L’espace rationalisé des Lumières et l’industrialisation
Au XVIIIe siècle, sous l’impulsion des Lumières, la société se détache de Dieu comme principe ultime – et donc organisateur – et lui substitue la rationalité humaine. Comme documenté par Michel Foucault dans Surveiller et Punir, ou comme on peut le voir sur les plans de la Saline royale d’Arc-et-Senans de Claude-Nicolas Ledoux (1774), la surveillance des travailleurs et la facilitation des flux devient la priorité dans la conception des bâtiments de production, des hôpitaux, des prisons, des écoles.
Ces espaces prennent des allures standardisées où, sur le même modèle que le monastère, les travailleurs partagent un même décor, un même vêtement, un même temps — pour l’historien américain Lewis Mumford, l’horloge « a dissocié le temps des événements humains et contribué à la croyance en un monde indépendant, aux séquences mathématiquement mesurables, le monde spécial de la science¹».
En cela, Claude-Nicolas Ledoux, qui verra son projet retoqué par Louis XV, aura été en avance sur son temps.
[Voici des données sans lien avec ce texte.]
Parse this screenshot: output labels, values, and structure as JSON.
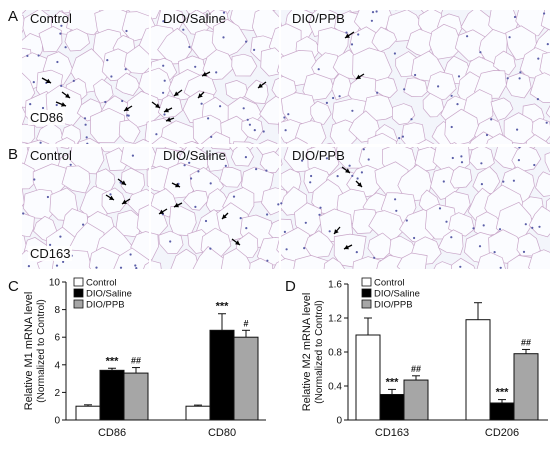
{
  "panels": {
    "A": {
      "letter": "A",
      "groups": [
        "Control",
        "DIO/Saline",
        "DIO/PPB"
      ],
      "stain": "CD86"
    },
    "B": {
      "letter": "B",
      "groups": [
        "Control",
        "DIO/Saline",
        "DIO/PPB"
      ],
      "stain": "CD163"
    },
    "C": {
      "letter": "C"
    },
    "D": {
      "letter": "D"
    }
  },
  "colors": {
    "control": "#ffffff",
    "dio_saline": "#000000",
    "dio_ppb": "#a6a6a6",
    "tissue_line": "#c9a7c9",
    "nuclei": "#5b5fa8",
    "arrow": "#000000"
  },
  "chart_data": [
    {
      "type": "bar",
      "panel": "C",
      "ylabel": "Relative M1 mRNA level",
      "ylabel2": "(Normalized to Control)",
      "ylim": [
        0,
        10
      ],
      "yticks": [
        "0",
        "2",
        "4",
        "6",
        "8",
        "10"
      ],
      "categories": [
        "CD86",
        "CD80"
      ],
      "legend": [
        "Control",
        "DIO/Saline",
        "DIO/PPB"
      ],
      "series": [
        {
          "name": "Control",
          "values": [
            1.0,
            1.0
          ],
          "errors": [
            0.1,
            0.08
          ],
          "annotations": [
            "",
            ""
          ]
        },
        {
          "name": "DIO/Saline",
          "values": [
            3.6,
            6.5
          ],
          "errors": [
            0.15,
            1.2
          ],
          "annotations": [
            "***",
            "***"
          ]
        },
        {
          "name": "DIO/PPB",
          "values": [
            3.4,
            6.0
          ],
          "errors": [
            0.4,
            0.5
          ],
          "annotations": [
            "##",
            "#"
          ]
        }
      ]
    },
    {
      "type": "bar",
      "panel": "D",
      "ylabel": "Relative M2 mRNA level",
      "ylabel2": "(Normalized to Control)",
      "ylim": [
        0,
        1.6
      ],
      "yticks": [
        "0",
        "0.4",
        "0.8",
        "1.2",
        "1.6"
      ],
      "categories": [
        "CD163",
        "CD206"
      ],
      "legend": [
        "Control",
        "DIO/Saline",
        "DIO/PPB"
      ],
      "series": [
        {
          "name": "Control",
          "values": [
            1.0,
            1.18
          ],
          "errors": [
            0.2,
            0.2
          ],
          "annotations": [
            "",
            ""
          ]
        },
        {
          "name": "DIO/Saline",
          "values": [
            0.3,
            0.2
          ],
          "errors": [
            0.06,
            0.04
          ],
          "annotations": [
            "***",
            "***"
          ]
        },
        {
          "name": "DIO/PPB",
          "values": [
            0.47,
            0.78
          ],
          "errors": [
            0.05,
            0.05
          ],
          "annotations": [
            "##",
            "##"
          ]
        }
      ]
    }
  ]
}
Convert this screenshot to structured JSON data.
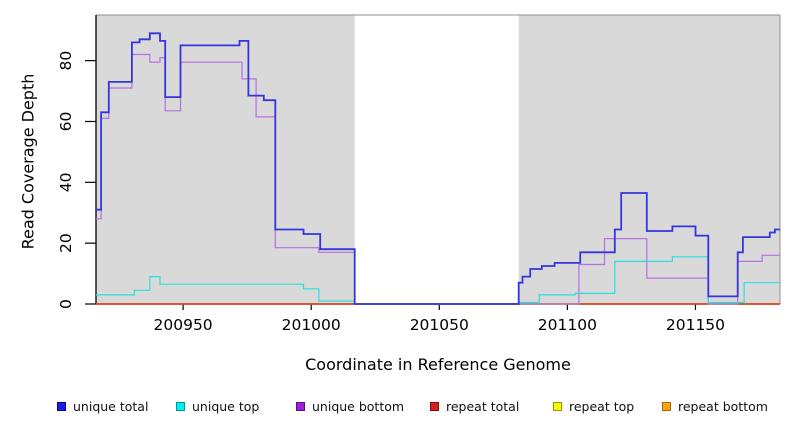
{
  "figure": {
    "xlabel": "Coordinate in Reference Genome",
    "ylabel": "Read Coverage Depth"
  },
  "chart_data": {
    "type": "line",
    "subtype": "step-coverage",
    "title": "",
    "xlabel": "Coordinate in Reference Genome",
    "ylabel": "Read Coverage Depth",
    "xlim": [
      200916,
      201183
    ],
    "ylim": [
      0,
      95
    ],
    "x_ticks": [
      200950,
      201000,
      201050,
      201100,
      201150
    ],
    "y_ticks": [
      0,
      20,
      40,
      60,
      80
    ],
    "grid": false,
    "legend_position": "bottom",
    "plot_background": "#d9d9d9",
    "page_background": "#ffffff",
    "axis_color": "#000000",
    "box_color": "#8f8f8f",
    "uncovered_region": {
      "x_start": 201017,
      "x_end": 201081,
      "color": "#ffffff"
    },
    "series": [
      {
        "name": "unique total",
        "color": "#3535dc",
        "swatch_fill": "#1d1de0",
        "swatch_border": "#0000a8",
        "line_width": 1.8,
        "segments": [
          [
            200916,
            200918,
            31
          ],
          [
            200918,
            200921,
            63
          ],
          [
            200921,
            200930,
            73
          ],
          [
            200930,
            200933,
            86
          ],
          [
            200933,
            200937,
            87
          ],
          [
            200937,
            200941,
            89
          ],
          [
            200941,
            200943,
            86.5
          ],
          [
            200943,
            200949,
            68
          ],
          [
            200949,
            200972,
            85
          ],
          [
            200972,
            200975.5,
            86.5
          ],
          [
            200975.5,
            200981.5,
            68.5
          ],
          [
            200981.5,
            200986,
            67
          ],
          [
            200986,
            200997,
            24.5
          ],
          [
            200997,
            201003.5,
            23
          ],
          [
            201003.5,
            201017,
            18
          ],
          [
            201017,
            201081,
            0
          ],
          [
            201081,
            201082.5,
            7
          ],
          [
            201082.5,
            201085.5,
            9
          ],
          [
            201085.5,
            201090,
            11.5
          ],
          [
            201090,
            201095,
            12.5
          ],
          [
            201095,
            201105,
            13.5
          ],
          [
            201105,
            201118.5,
            17
          ],
          [
            201118.5,
            201121,
            24.5
          ],
          [
            201121,
            201131,
            36.5
          ],
          [
            201131,
            201141,
            24
          ],
          [
            201141,
            201150,
            25.5
          ],
          [
            201150,
            201155,
            22.5
          ],
          [
            201155,
            201166.5,
            2.5
          ],
          [
            201166.5,
            201168.5,
            17
          ],
          [
            201168.5,
            201179,
            22
          ],
          [
            201179,
            201181,
            23.5
          ],
          [
            201181,
            201183,
            24.5
          ]
        ]
      },
      {
        "name": "unique top",
        "color": "#2bdede",
        "swatch_fill": "#00f0f0",
        "swatch_border": "#009696",
        "line_width": 1.2,
        "segments": [
          [
            200916,
            200931,
            3
          ],
          [
            200931,
            200937,
            4.5
          ],
          [
            200937,
            200941,
            9
          ],
          [
            200941,
            200997,
            6.5
          ],
          [
            200997,
            201003,
            5
          ],
          [
            201003,
            201017,
            1
          ],
          [
            201017,
            201081,
            0
          ],
          [
            201081,
            201089,
            0.5
          ],
          [
            201089,
            201103,
            3
          ],
          [
            201103,
            201118.5,
            3.5
          ],
          [
            201118.5,
            201141,
            14
          ],
          [
            201141,
            201155,
            15.5
          ],
          [
            201155,
            201169,
            0.5
          ],
          [
            201169,
            201183,
            7
          ]
        ]
      },
      {
        "name": "unique bottom",
        "color": "#b472e2",
        "swatch_fill": "#9c22d8",
        "swatch_border": "#5c0d8a",
        "line_width": 1.2,
        "segments": [
          [
            200916,
            200918,
            28
          ],
          [
            200918,
            200921,
            61
          ],
          [
            200921,
            200930,
            71
          ],
          [
            200930,
            200937,
            82
          ],
          [
            200937,
            200941,
            79.5
          ],
          [
            200941,
            200943,
            81
          ],
          [
            200943,
            200949,
            63.5
          ],
          [
            200949,
            200973,
            79.5
          ],
          [
            200973,
            200978.5,
            74
          ],
          [
            200978.5,
            200986,
            61.5
          ],
          [
            200986,
            201003,
            18.5
          ],
          [
            201003,
            201017,
            17
          ],
          [
            201017,
            201104.5,
            0
          ],
          [
            201104.5,
            201114.5,
            13
          ],
          [
            201114.5,
            201131,
            21.5
          ],
          [
            201131,
            201155,
            8.5
          ],
          [
            201155,
            201166.5,
            0
          ],
          [
            201166.5,
            201176,
            14
          ],
          [
            201176,
            201183,
            16
          ]
        ]
      },
      {
        "name": "repeat total",
        "color": "#d42222",
        "swatch_fill": "#d42222",
        "swatch_border": "#7a0f0f",
        "line_width": 1.2,
        "segments": [
          [
            200916,
            201183,
            0
          ]
        ]
      },
      {
        "name": "repeat top",
        "color": "#f2f20a",
        "swatch_fill": "#f7f700",
        "swatch_border": "#9a9a00",
        "line_width": 1.2,
        "segments": [
          [
            200916,
            201183,
            0
          ]
        ]
      },
      {
        "name": "repeat bottom",
        "color": "#ff9e1e",
        "swatch_fill": "#ffa312",
        "swatch_border": "#a86a00",
        "line_width": 1.5,
        "segments": [
          [
            200916,
            201183,
            0
          ]
        ]
      }
    ]
  }
}
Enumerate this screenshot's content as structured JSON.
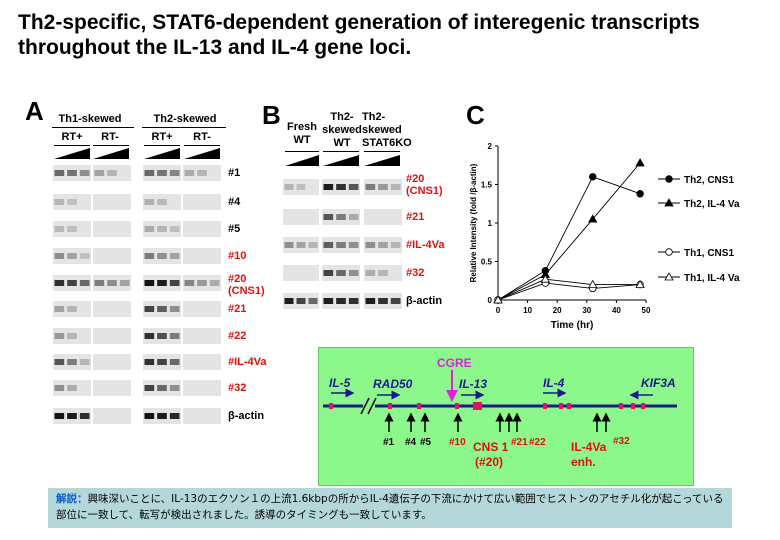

De son propre aveu, il a priorisé dans son projet « les besoins et les convenances d’une usine productive » au détriment des marqueurs traditionnels de la monarchie… à qui il ne restait plus qu’une quinzaine d’années de règne ; avant d’être renversée par un nouvel ordre politique et économique caractérisé par l’industrialité, la rationalité, la productivité. Adam Smith fonde l’économie comme champ disciplinaire. Le temps, les hommes et la nature deviennent “utiles”, et donc mesure. Hegel déclare que “la prière matinale de la société bourgeoise est la lecture du journal”. La sécularisation de l’économie ainsi faite, l’ère industrielle s’installe et avec elle sa division et spécification de l’espace.
Au XIXe siècle, patrons paternalistes (Michelin, Peugeot..) et intellectuels socialistes (Charles Fourier) développent la cité ouvrière, déjà pressentie dans la saline de Ledoux : la ville, qui se confond avec l’entreprise, prend soin des habitants. Dans la ville socialiste, ils participent à la cité et au capital comme ils participent au travail dans une “communauté participative”. Au XXe siècle, la ville telle que nous la connaissons, incluant les zones d’habitation et de loisir, est profondément dessinée par le travail, toujours sous les mêmes standards : un temps, un lieu, des signes extérieurs distinctifs, où le design d’espace joue un rôle fondamental.
◁ ¹
MUMFORD Lewis (1934). Technique et civilisation. Parenthèses, 2016
[Extrait d’une étude réalisée par Paul Marchesseau -fondateur d’Emilieu Studio, agence d’architecture intérieure et de design, et enseignant à l’Ecole Camondo- et par Natalia Bobadilla -maîtresse de conférences en Sciences de gestion à l’Université Sorbonne Paris Nord-, publiée dans Les Cahiers de Cime N°4.]